CHAPTER I.

ROSAMONDE HEDELQUIVER TO EDITH MANNERS.

Danville, December 2, 1851.

At last, I have found a spot where, for myself, there can be no want; where I can sit and write in peace letters to you, my friend, and stories for the magazines. By the last, I shall win money, and, perhaps, laurels; although, I confess, I care little now for them—that is, for the laurels—if I can earn money. If I have genius, this may truly seem a poor aim; but, if I have genius, so have I along with it such a dread of what is heavy, and sordid, and perpetually toilsome—of extreme poverty; in short, so have I a longing for beauty, for ease, for a still home of plenty, so that sometimes I could stretch out my hands and cry, with an imploring voice—not as good Agar did, but—“Give me riches, oh! give me riches.” Yet, Heaven knows that it is not to be greatly rich that I desire; but to be so far supplied, that there need be no forebodings whenever it is seen that my parents’ steps begin already to be slow, and their eyes dull; so that there may be beautiful things in our home, and land about it which is ours, on which we may tread with independence, on which we may see the trees and the plants growing, on which God’s sunshine shall fall, and His rain, and His dews, so that we may feel him near, and know that our mother Earth is to us a good mother.

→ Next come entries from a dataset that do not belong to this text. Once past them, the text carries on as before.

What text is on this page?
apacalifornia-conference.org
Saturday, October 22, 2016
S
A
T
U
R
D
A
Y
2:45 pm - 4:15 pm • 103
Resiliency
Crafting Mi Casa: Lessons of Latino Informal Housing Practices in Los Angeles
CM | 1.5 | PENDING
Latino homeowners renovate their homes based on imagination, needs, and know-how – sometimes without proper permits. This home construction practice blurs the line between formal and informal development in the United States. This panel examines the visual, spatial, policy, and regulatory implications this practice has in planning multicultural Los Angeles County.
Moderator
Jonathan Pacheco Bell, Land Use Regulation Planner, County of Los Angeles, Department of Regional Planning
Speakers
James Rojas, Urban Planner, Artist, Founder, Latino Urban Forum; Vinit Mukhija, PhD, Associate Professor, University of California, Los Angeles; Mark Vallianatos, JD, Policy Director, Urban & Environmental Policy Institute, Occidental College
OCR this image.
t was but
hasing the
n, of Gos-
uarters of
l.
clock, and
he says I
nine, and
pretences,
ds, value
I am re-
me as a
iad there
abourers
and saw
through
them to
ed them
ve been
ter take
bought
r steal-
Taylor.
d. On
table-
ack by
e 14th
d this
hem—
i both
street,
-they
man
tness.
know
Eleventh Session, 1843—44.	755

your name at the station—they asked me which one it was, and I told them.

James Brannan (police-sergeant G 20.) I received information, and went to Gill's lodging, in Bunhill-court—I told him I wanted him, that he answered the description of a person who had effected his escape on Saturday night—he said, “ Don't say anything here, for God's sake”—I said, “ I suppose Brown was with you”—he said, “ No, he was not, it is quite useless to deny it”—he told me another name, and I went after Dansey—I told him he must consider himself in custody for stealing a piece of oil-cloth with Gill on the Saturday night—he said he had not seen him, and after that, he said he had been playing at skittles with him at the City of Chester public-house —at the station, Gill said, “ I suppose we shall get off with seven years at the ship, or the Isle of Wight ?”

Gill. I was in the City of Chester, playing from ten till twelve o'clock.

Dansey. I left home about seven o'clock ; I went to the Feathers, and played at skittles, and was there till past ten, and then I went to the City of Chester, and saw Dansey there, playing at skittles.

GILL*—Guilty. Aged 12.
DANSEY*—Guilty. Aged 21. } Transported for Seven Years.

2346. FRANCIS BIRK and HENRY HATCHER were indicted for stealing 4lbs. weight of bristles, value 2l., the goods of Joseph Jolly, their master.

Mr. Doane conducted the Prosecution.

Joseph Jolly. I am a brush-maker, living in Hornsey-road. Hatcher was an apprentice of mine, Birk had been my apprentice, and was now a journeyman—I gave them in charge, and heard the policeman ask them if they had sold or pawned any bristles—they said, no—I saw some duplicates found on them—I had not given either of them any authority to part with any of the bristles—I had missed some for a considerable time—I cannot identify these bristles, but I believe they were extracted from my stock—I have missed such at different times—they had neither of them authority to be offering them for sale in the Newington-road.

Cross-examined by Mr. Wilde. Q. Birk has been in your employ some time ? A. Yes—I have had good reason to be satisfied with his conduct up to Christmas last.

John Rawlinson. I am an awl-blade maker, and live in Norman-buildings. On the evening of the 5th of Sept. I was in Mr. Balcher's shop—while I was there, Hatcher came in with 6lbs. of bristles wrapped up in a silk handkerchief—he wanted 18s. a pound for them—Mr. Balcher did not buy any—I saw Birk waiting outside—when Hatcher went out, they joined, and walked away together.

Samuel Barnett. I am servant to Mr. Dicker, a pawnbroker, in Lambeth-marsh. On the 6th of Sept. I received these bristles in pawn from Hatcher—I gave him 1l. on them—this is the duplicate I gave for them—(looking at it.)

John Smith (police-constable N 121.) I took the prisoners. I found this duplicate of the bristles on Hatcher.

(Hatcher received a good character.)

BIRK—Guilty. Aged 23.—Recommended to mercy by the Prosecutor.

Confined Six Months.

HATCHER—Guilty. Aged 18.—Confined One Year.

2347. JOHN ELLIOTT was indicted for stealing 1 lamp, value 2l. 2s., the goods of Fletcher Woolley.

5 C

This is what I long for, when shut up in our close rooms in the city, morning, noon, and night. In the night, tears of yearning—mingled with the fear that it is never to be satisfied—go drop, drop on my pillow, until my head is ready to burst. Then I brush them away, and say—“God forgive me, his poor child, if, in my longing for what I have not, I forget the gratitude due for what I have.” Then come penitential feelings and, again weeping, I say—“Father, do with me as seemeth good in thy sight!” I would be able to say this at all seasons, working still with cheerfulness and trust in God’s ways: but He knows I cannot; that often when I would praise Him I can only pray, and beg Him to do that for me which I feel to be my great need.

But hear! I complain, I sigh. I sit here, buried in my own egotism, while the bright sunshine lies on the pure white fields, hills, and mountains, and the troops of merriest birds play with the new-fallen snow. I shall go and see them, and feed them with crumbs, as once a brown-haired boy, who now is gray-headed—my father—used to do.


Evening.

Uncle Hedelquiver said this morning, as he folded his paper, after breakfast was over—

“You had better ride this morning, Monde. Take Kate, she is hard on the bit; but all the better. I like this grappling with tough-bitted circumstances. It is exactly what you need to do. You have the name your old grandmother Hedelquiver had in her day. You can see yourself that you are like that portrait up there; and I want you to get hold of her energy—her kind of life. You have been an idle child compared with her, I fancy.”